文枝「元気に長生きを」 弟子と共に健康祈願参拝

大阪天満宮本殿前で色とりどりの傘を差す弟子を背に笑顔の桂文枝=大阪市北区

 7月で80歳になる上方落語家、六代桂文枝が誕生日の同月16日夜に、なんばグランド花月で「傘寿(さんじゅ)記念落語会」を催すことになり、縁が深い大阪市北区の大阪天満宮で弟子10人と共に健康祈願参拝を行った。

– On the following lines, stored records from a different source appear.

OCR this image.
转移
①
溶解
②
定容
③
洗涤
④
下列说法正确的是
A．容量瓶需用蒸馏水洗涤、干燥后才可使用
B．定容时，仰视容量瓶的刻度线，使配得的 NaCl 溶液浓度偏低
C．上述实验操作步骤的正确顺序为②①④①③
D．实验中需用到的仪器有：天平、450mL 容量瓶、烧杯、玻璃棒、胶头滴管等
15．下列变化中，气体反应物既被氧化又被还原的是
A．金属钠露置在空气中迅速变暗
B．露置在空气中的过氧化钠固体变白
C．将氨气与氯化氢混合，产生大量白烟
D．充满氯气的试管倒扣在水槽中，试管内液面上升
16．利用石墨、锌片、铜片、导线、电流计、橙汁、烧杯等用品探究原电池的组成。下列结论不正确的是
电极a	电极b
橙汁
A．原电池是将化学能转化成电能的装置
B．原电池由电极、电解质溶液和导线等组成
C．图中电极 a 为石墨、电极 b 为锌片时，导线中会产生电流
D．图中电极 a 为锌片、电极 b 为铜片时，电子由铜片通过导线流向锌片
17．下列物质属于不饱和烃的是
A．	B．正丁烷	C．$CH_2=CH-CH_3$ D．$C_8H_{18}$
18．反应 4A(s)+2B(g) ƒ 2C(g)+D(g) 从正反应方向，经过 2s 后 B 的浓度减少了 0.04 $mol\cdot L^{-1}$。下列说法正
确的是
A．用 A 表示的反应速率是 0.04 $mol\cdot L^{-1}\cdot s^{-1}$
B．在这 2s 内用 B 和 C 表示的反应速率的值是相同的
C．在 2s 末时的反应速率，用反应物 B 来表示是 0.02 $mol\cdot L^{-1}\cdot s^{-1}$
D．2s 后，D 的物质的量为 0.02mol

 本殿で厳かな祈願を終え、「まず当日まで元気に長生きしたい。祈願を受けながら“よくここまで来られたな”と振り返っておりました。何よりも先代の5代目文枝(2005年、74歳で死去)が弟子にしてくれたから。それが23歳の時ですから、今から57年前。その翌年に吉本興業から“入れへんか?”と誘われ、会社創立110年でちょうど55年間お世話になった。一昨年1月に相次いで亡くなった母親と家内にも深く感謝しております」としみじみ。

 80歳という年齢について「私が60歳になった時、桂米朝師匠(15年、89歳で死去)に“還暦を迎えました”と報告したら、“落語家としてはこれからやで”とおっしゃって下さった。それから上方落語協会会長になり天満天神繁昌亭をオープンできました。一生懸命頑張ってきたら、知らん間に80歳になってました」と高齢者意識を捨てた様子。

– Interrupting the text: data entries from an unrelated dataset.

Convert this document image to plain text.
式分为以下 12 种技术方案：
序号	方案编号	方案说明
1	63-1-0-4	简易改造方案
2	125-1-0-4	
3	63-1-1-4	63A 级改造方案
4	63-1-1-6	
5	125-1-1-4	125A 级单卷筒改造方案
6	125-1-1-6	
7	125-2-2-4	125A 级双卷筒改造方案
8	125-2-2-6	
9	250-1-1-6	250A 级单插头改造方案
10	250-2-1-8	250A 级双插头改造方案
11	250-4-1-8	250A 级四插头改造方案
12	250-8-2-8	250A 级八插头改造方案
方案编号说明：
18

 代名詞の創作落語は現在314作を世に送り出している。創作意欲について「今年も大阪市福島区の落語とか、既に何作か作りました。この歳になると新しく作るよりも、思い出す方が大変。根気がなくなり忘れっぽくなっている。作り方は昔と変わったことはないが、どうしても身の回りのことを落語にするので、つまずいたとか、聴力検査の話とか自分の老いの話題が増えてくる。若い時はそういうことはなかった」と分析。

 落語会には笑点メンバーの三遊亭好楽(76)の友情出演が決まっており、「実は東西のやもめ会の会長なんです」と紹介。「好楽師匠も奥さまを亡くされ、僕もですので…。会長同士で落語をやることに。本当に仲良くやってますので、楽しみにしています」と説明。ファンに向けて「面白い落語をします。好楽師匠の落語以外にもいろいろ考えていますが、まだ中身が完全に決まっていない。この日ならでは、のスペシャルな企画を予定していますのでお楽しみに」とPRした。